After nine years, the final series of Peaky Blinders is here, said Ed Cumming in The Independent. A film spin-off is in the pipeline, but as far as the small screen is concerned, this is the finale; the end of one of the most distinctive dramas in recent British TV history.

A hit all over the world, Peaky Blinders has been such a phenomenon that it’s easy to forget what an “unpromising prospect” it seemed at first: a “stylised epic British gangster western, set in under-loved Birmingham in the years after the First World War, with abundant violence, drink, drugs, fags and sex” – all set to a modern rock soundtrack.

Although it is not filmed in Birmingham, Peaky Blinders has transformed the city’s image, and put the entire region on the global tourist map; but to me it has been most valuable as a “sartorial reproof to our disgusting era”, said Stuart Jeffries in The Guardian.

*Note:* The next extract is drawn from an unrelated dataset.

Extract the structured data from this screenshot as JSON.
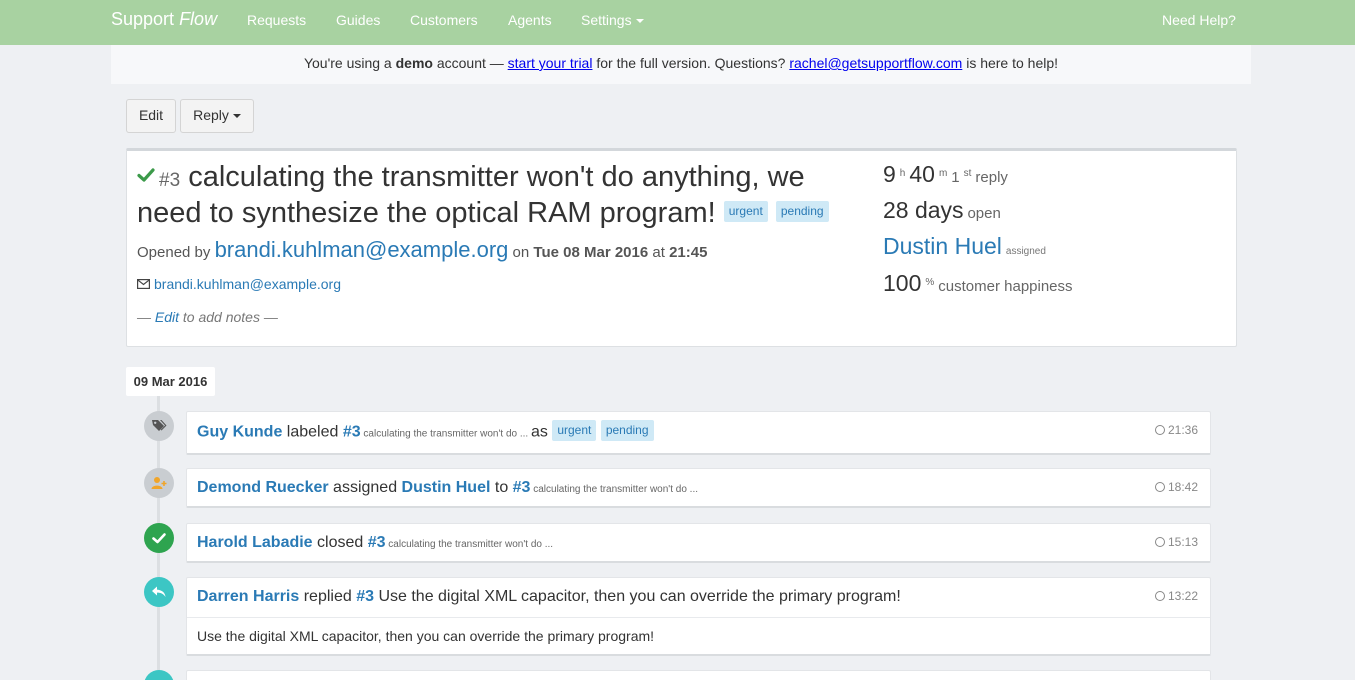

What a joy it’s been to see “Beau Brummies strut their heteronormative, masculinist stuff” season after season. The show’s creator and writer Steven Knight has given Brum swagger. I doff my cap to him.

The “very sad question” hanging over the new series, said Carol Midgley in The Times, was how it would deal with the death of Helen McCrory, who was so brilliant as the fearsome Polly Gray. The answer was “with class, something McCrory had in bucketloads”.

In the opening scenes, Polly’s body was delivered to crime boss Tommy Shelby (Cillian Murphy), who had been punished for caring so deeply about her. The drama then skipped forwards to 1933. It was elegantly done; but McCrory’s absence still left a terrible hole.